The most pointed comments came from panelists and audience members at the forum on diocesan priests, particularly when the subject turned to challenges confronting the clergy.
One problem has to do with “the priest’s relationship to the economically poor,” as O’Brien framed the issue, referring to the swelling numbers of poor immigrants who need pastoral care. “I don’t think the majority of priests today want to be in these communities, and how strange is that?” he said, alluding to Jesus’s ministry among the marginalized. “How is it that priests can drift away from the people who are most alive in Christ?” he wondered. Hehir, the archdiocesan official, was the only one at either forum who underlined the consequences of the clergy sexual abuse scandals, which are “so deep, so widespread, so profoundly shocking, that it will take 20 years to overcome,”
he predicted.
During the Q&A, an older man spoke up: “Nobody is talking about the big elephant in the room,” which was, in his rendering, the celibacy requirement that is tamping down priestly vocations. Lohan of the Dedham parish, who was ordained in 2008, responded with a provocative version of the boilerplate answer that priests are married to the Church. Motioning to the audience, he said: “Let me ask the ladies out there: How many of you ladies would like your husband to love you less exclusively?” He added that Christ was not married. There were some groans, and a man’s voice could be heard “But what about the Eastern churches?” (Married priests are the norm in Eastern-rite Catholic communions.)

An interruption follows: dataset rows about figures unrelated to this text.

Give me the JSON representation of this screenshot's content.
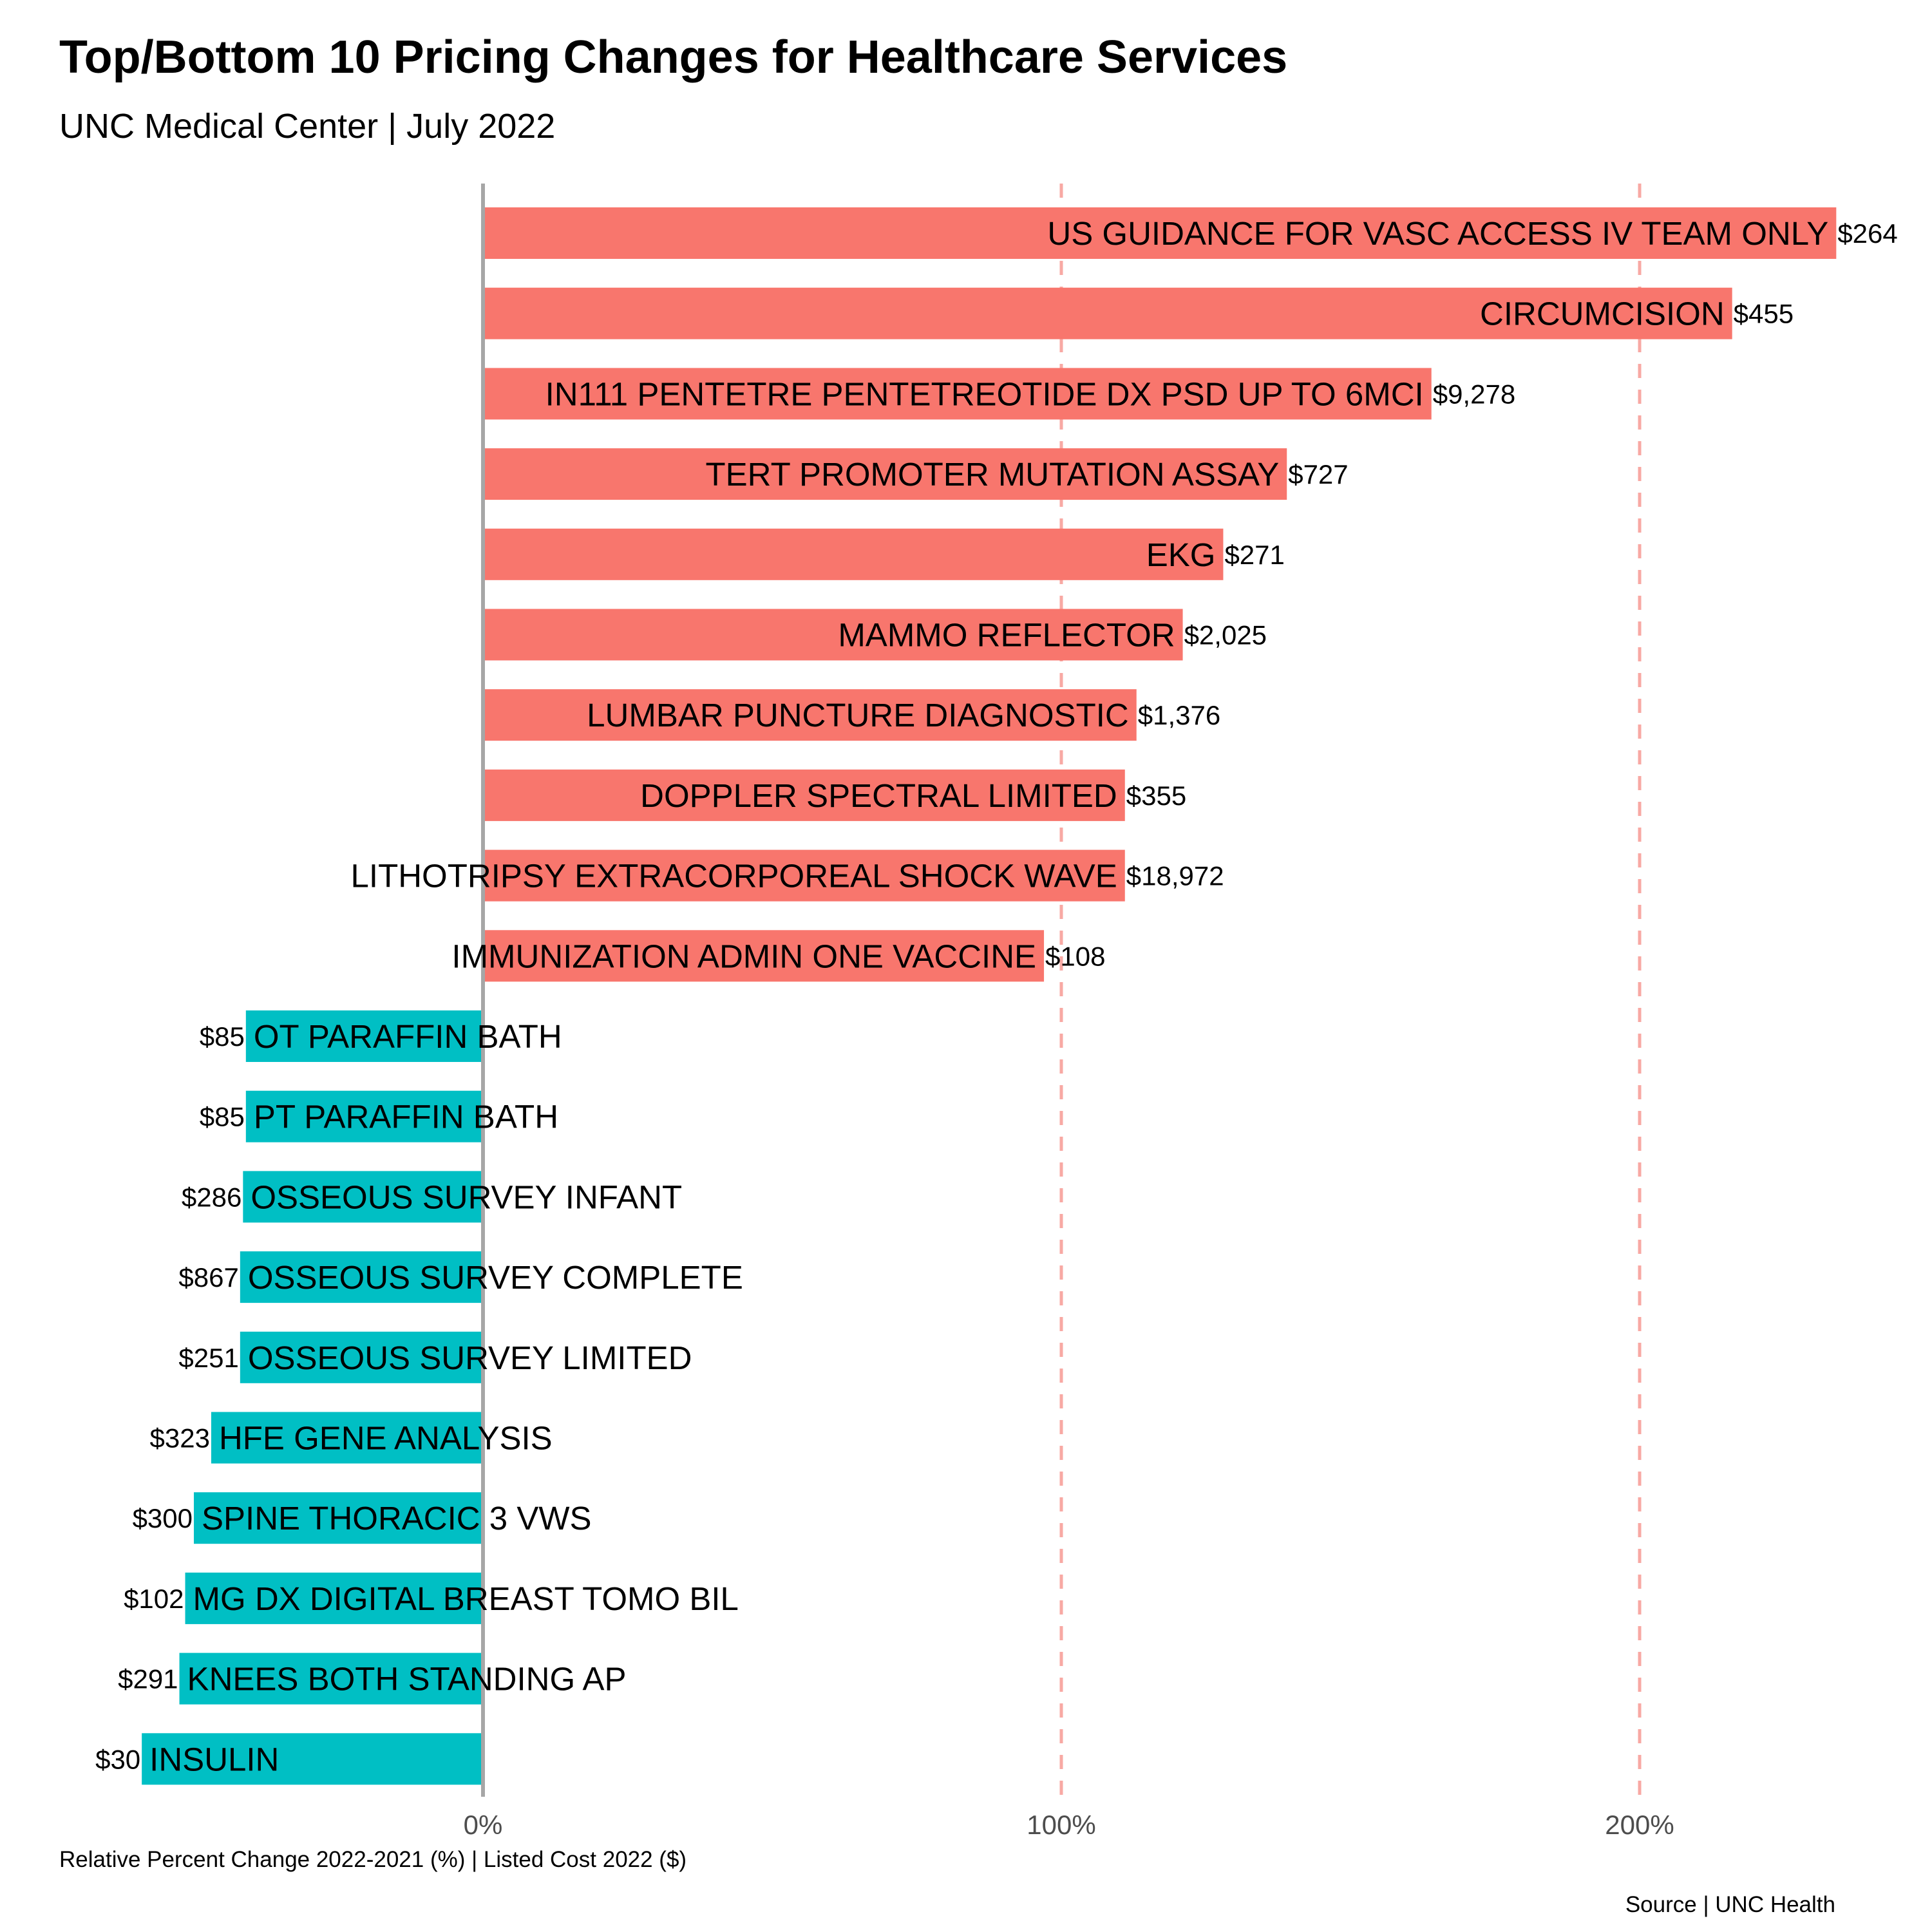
{
  "title": "Top/Bottom 10 Pricing Changes for Healthcare Services",
  "subtitle": "UNC Medical Center | July 2022",
  "x_caption": "Relative Percent Change 2022-2021 (%) | Listed Cost 2022 ($)",
  "source": "Source | UNC Health",
  "chart_data": {
    "type": "bar",
    "orientation": "horizontal",
    "xlim": [
      -60,
      235
    ],
    "x_ticks": [
      0,
      100,
      200
    ],
    "x_tick_labels": [
      "0%",
      "100%",
      "200%"
    ],
    "grid": "dashed vertical lines at 100% and 200%",
    "colors": {
      "increase": "#F8766D",
      "decrease": "#00BFC4",
      "grid": "#F8A9A4",
      "zero_line": "#A6A6A6"
    },
    "bars": [
      {
        "label": "US GUIDANCE FOR VASC ACCESS IV TEAM ONLY",
        "pct_change": 234,
        "cost": "$264"
      },
      {
        "label": "CIRCUMCISION",
        "pct_change": 216,
        "cost": "$455"
      },
      {
        "label": "IN111 PENTETRE PENTETREOTIDE DX PSD UP TO 6MCI",
        "pct_change": 164,
        "cost": "$9,278"
      },
      {
        "label": "TERT PROMOTER MUTATION ASSAY",
        "pct_change": 139,
        "cost": "$727"
      },
      {
        "label": "EKG",
        "pct_change": 128,
        "cost": "$271"
      },
      {
        "label": "MAMMO REFLECTOR",
        "pct_change": 121,
        "cost": "$2,025"
      },
      {
        "label": "LUMBAR PUNCTURE DIAGNOSTIC",
        "pct_change": 113,
        "cost": "$1,376"
      },
      {
        "label": "DOPPLER SPECTRAL LIMITED",
        "pct_change": 111,
        "cost": "$355"
      },
      {
        "label": "LITHOTRIPSY EXTRACORPOREAL SHOCK WAVE",
        "pct_change": 111,
        "cost": "$18,972"
      },
      {
        "label": "IMMUNIZATION ADMIN ONE VACCINE",
        "pct_change": 97,
        "cost": "$108"
      },
      {
        "label": "OT PARAFFIN BATH",
        "pct_change": -41,
        "cost": "$85"
      },
      {
        "label": "PT PARAFFIN BATH",
        "pct_change": -41,
        "cost": "$85"
      },
      {
        "label": "OSSEOUS SURVEY INFANT",
        "pct_change": -41.5,
        "cost": "$286"
      },
      {
        "label": "OSSEOUS SURVEY COMPLETE",
        "pct_change": -42,
        "cost": "$867"
      },
      {
        "label": "OSSEOUS SURVEY LIMITED",
        "pct_change": -42,
        "cost": "$251"
      },
      {
        "label": "HFE GENE ANALYSIS",
        "pct_change": -47,
        "cost": "$323"
      },
      {
        "label": "SPINE THORACIC 3 VWS",
        "pct_change": -50,
        "cost": "$300"
      },
      {
        "label": "MG DX DIGITAL BREAST TOMO BIL",
        "pct_change": -51.5,
        "cost": "$102"
      },
      {
        "label": "KNEES BOTH STANDING AP",
        "pct_change": -52.5,
        "cost": "$291"
      },
      {
        "label": "INSULIN",
        "pct_change": -59,
        "cost": "$30"
      }
    ]
  }
}
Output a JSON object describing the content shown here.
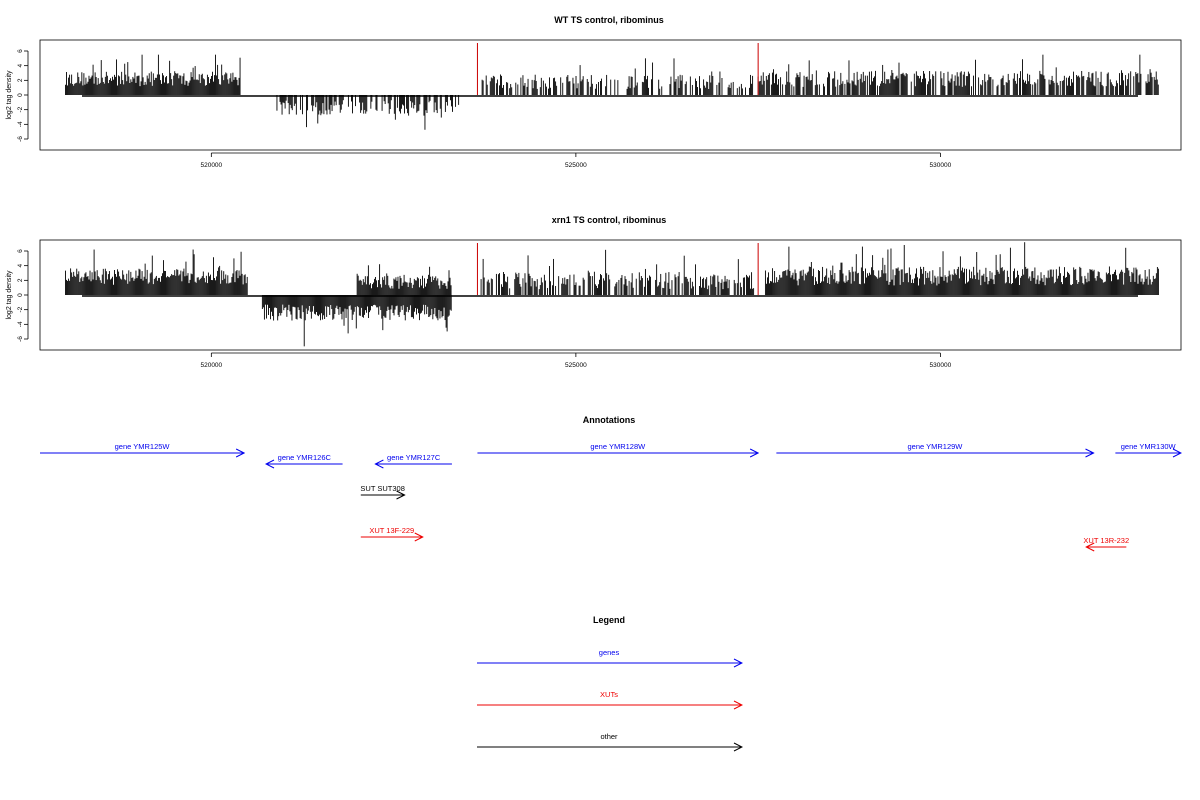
{
  "chart_data": [
    {
      "type": "bar",
      "title": "WT TS control, ribominus",
      "ylabel": "log2 tag density",
      "xlabel": "",
      "xlim": [
        517650,
        533300
      ],
      "ylim": [
        -7.5,
        7.5
      ],
      "yticks": [
        -6,
        -4,
        -2,
        0,
        2,
        4,
        6
      ],
      "xticks": [
        520000,
        525000,
        530000
      ],
      "xtick_labels": [
        "520000",
        "525000",
        "530000"
      ],
      "markers": [
        {
          "x": 523650,
          "color": "#cc0000"
        },
        {
          "x": 527500,
          "color": "#cc0000"
        }
      ],
      "regions": [
        {
          "start": 518000,
          "end": 520400,
          "strand": "+",
          "mean": 2.2,
          "spread": 1.0,
          "max": 5.5
        },
        {
          "start": 520900,
          "end": 523400,
          "strand": "-",
          "mean": 1.7,
          "spread": 1.0,
          "max": 4.8,
          "sparse": 0.6
        },
        {
          "start": 523700,
          "end": 527450,
          "strand": "+",
          "mean": 1.8,
          "spread": 1.0,
          "max": 5.0,
          "sparse": 0.55
        },
        {
          "start": 527500,
          "end": 533000,
          "strand": "+",
          "mean": 2.2,
          "spread": 1.1,
          "max": 5.5,
          "sparse": 0.75
        }
      ]
    },
    {
      "type": "bar",
      "title": "xrn1 TS control, ribominus",
      "ylabel": "log2 tag density",
      "xlabel": "",
      "xlim": [
        517650,
        533300
      ],
      "ylim": [
        -7.5,
        7.5
      ],
      "yticks": [
        -6,
        -4,
        -2,
        0,
        2,
        4,
        6
      ],
      "xticks": [
        520000,
        525000,
        530000
      ],
      "xtick_labels": [
        "520000",
        "525000",
        "530000"
      ],
      "markers": [
        {
          "x": 523650,
          "color": "#cc0000"
        },
        {
          "x": 527500,
          "color": "#cc0000"
        }
      ],
      "regions": [
        {
          "start": 518000,
          "end": 520500,
          "strand": "+",
          "mean": 2.5,
          "spread": 1.1,
          "max": 6.2
        },
        {
          "start": 520700,
          "end": 523300,
          "strand": "-",
          "mean": 2.4,
          "spread": 1.1,
          "max": 7.0
        },
        {
          "start": 522000,
          "end": 523300,
          "strand": "+",
          "mean": 1.8,
          "spread": 1.0,
          "max": 4.2
        },
        {
          "start": 523700,
          "end": 527450,
          "strand": "+",
          "mean": 2.0,
          "spread": 1.2,
          "max": 6.2,
          "sparse": 0.7
        },
        {
          "start": 527600,
          "end": 533000,
          "strand": "+",
          "mean": 2.6,
          "spread": 1.3,
          "max": 7.2
        }
      ]
    }
  ],
  "annotations": {
    "title": "Annotations",
    "features": [
      {
        "label": "gene YMR125W",
        "start": 517650,
        "end": 520450,
        "strand": "+",
        "color": "#0000ee",
        "row": 0
      },
      {
        "label": "gene YMR126C",
        "start": 520750,
        "end": 521800,
        "strand": "-",
        "color": "#0000ee",
        "row": 1
      },
      {
        "label": "gene YMR127C",
        "start": 522250,
        "end": 523300,
        "strand": "-",
        "color": "#0000ee",
        "row": 1
      },
      {
        "label": "gene YMR128W",
        "start": 523650,
        "end": 527500,
        "strand": "+",
        "color": "#0000ee",
        "row": 0
      },
      {
        "label": "gene YMR129W",
        "start": 527750,
        "end": 532100,
        "strand": "+",
        "color": "#0000ee",
        "row": 0
      },
      {
        "label": "gene YMR130W",
        "start": 532400,
        "end": 533300,
        "strand": "+",
        "color": "#0000ee",
        "row": 0
      },
      {
        "label": "SUT SUT308",
        "start": 522050,
        "end": 522650,
        "strand": "+",
        "color": "#000000",
        "row": 2
      },
      {
        "label": "XUT 13F-229",
        "start": 522050,
        "end": 522900,
        "strand": "+",
        "color": "#ee0000",
        "row": 3
      },
      {
        "label": "XUT 13R-232",
        "start": 532000,
        "end": 532550,
        "strand": "-",
        "color": "#ee0000",
        "row": 4
      }
    ]
  },
  "legend": {
    "title": "Legend",
    "items": [
      {
        "label": "genes",
        "color": "#0000ee"
      },
      {
        "label": "XUTs",
        "color": "#ee0000"
      },
      {
        "label": "other",
        "color": "#000000"
      }
    ]
  }
}
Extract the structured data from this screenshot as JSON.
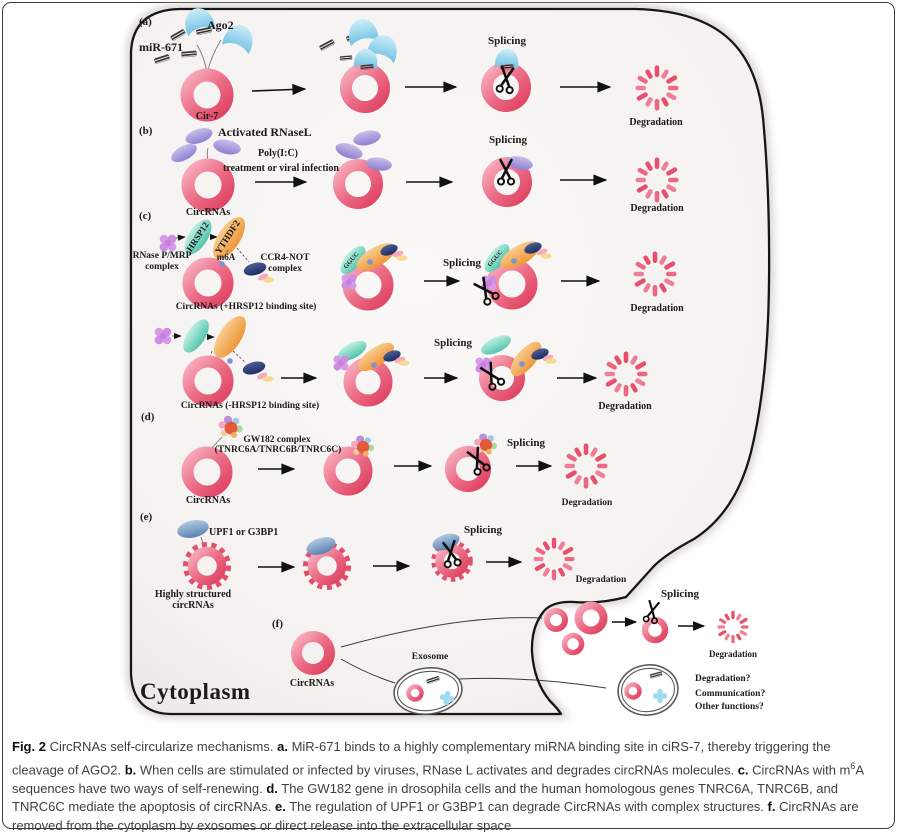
{
  "labels": {
    "cytoplasm": "Cytoplasm",
    "a": {
      "panel": "(a)",
      "mir671": "miR-671",
      "ago2": "Ago2",
      "cir7": "Cir-7",
      "splicing": "Splicing",
      "degradation": "Degradation"
    },
    "b": {
      "panel": "(b)",
      "activated": "Activated RNaseL",
      "polyic": "Poly(I:C)",
      "treatment": "treatment or viral infection",
      "circrnas": "CircRNAs",
      "splicing": "Splicing",
      "degradation": "Degradation"
    },
    "c": {
      "panel": "(c)",
      "rnasep1": "RNase P/MRP",
      "rnasep2": "complex",
      "hrsp12": "HRSP12",
      "ythdf2": "YTHDF2",
      "m6a": "m6A",
      "ccr41": "CCR4-NOT",
      "ccr42": "complex",
      "gguc": "GGUC",
      "circ_plus": "CircRNAs (+HRSP12 binding site)",
      "circ_minus": "CircRNAs (-HRSP12 binding site)",
      "splicing1": "Splicing",
      "splicing2": "Splicing",
      "degradation1": "Degradation",
      "degradation2": "Degradation"
    },
    "d": {
      "panel": "(d)",
      "gw1821": "GW182 complex",
      "gw1822": "(TNRC6A/TNRC6B/TNRC6C)",
      "circrnas": "CircRNAs",
      "splicing": "Splicing",
      "degradation": "Degradation"
    },
    "e": {
      "panel": "(e)",
      "upf1": "UPF1 or G3BP1",
      "highly1": "Highly structured",
      "highly2": "circRNAs",
      "splicing": "Splicing",
      "degradation": "Degradation"
    },
    "f": {
      "panel": "(f)",
      "circrnas": "CircRNAs",
      "exosome": "Exosome",
      "splicing": "Splicing",
      "degradation": "Degradation",
      "q1": "Degradation?",
      "q2": "Communication?",
      "q3": "Other functions?"
    }
  },
  "caption": {
    "segments": [
      {
        "t": "Fig. 2",
        "b": true
      },
      {
        "t": " CircRNAs self-circularize mechanisms. "
      },
      {
        "t": "a.",
        "b": true
      },
      {
        "t": " MiR-671 binds to a highly complementary miRNA binding site in ciRS-7, thereby triggering the cleavage of AGO2. "
      },
      {
        "t": "b.",
        "b": true
      },
      {
        "t": " When cells are stimulated or infected by viruses, RNase L activates and degrades circRNAs molecules. "
      },
      {
        "t": "c.",
        "b": true
      },
      {
        "t": " CircRNAs with m"
      },
      {
        "t": "6",
        "sup": true
      },
      {
        "t": "A sequences have two ways of self-renewing. "
      },
      {
        "t": "d.",
        "b": true
      },
      {
        "t": " The GW182 gene in drosophila cells and the human homologous genes TNRC6A, TNRC6B, and TNRC6C mediate the apoptosis of circRNAs. "
      },
      {
        "t": "e.",
        "b": true
      },
      {
        "t": " The regulation of UPF1 or G3BP1 can degrade CircRNAs with complex structures. "
      },
      {
        "t": "f.",
        "b": true
      },
      {
        "t": " CircRNAs are removed from the cytoplasm by exosomes or direct release into the extracellular space"
      }
    ]
  },
  "colors": {
    "ring_pink": "#e8506e",
    "membrane": "#161616",
    "cell_fill": "#f6f4f2",
    "ago2_blue": "#7ec8e8",
    "rnasel_purple": "#9b8cd6",
    "hrsp12_teal": "#5ecab4",
    "ythdf2_orange": "#f09a3e",
    "ccr4_navy": "#2e4180",
    "rnasep_purple": "#d79ae6",
    "upf1_blue": "#5e86b5",
    "exosome_outline": "#5a5a5a",
    "puzzle_cyan": "#9fdcef"
  }
}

The issue of women’s ordination received no development during either program, although at the Jesuit event a young woman related with a smile that someone recently told her, “If you were a guy, I could see you becoming a Jesuit.” She identified herself as a Catholic schoolteacher with an abiding interest in Ignatian spirituality, and her friendly question was about how she could pursue this passion.
“I would say follow your heart and live it out,” Leahy advised simply, and it seemed that some young lay men and women in the crowded room were already doing so. Speaking to a reporter afterward, Lauren Sommer ’08, GSSW ’09, a social worker at an assisted living facility in Roxbury, recalled that she “fell in love with all things Jesuit” as an undergraduate. She came to the forum with eight other student and alumni leaders of Boston College’s Kairos group—part of a national retreat program that brings Ignatian-style discernment to high school and college students across the United States.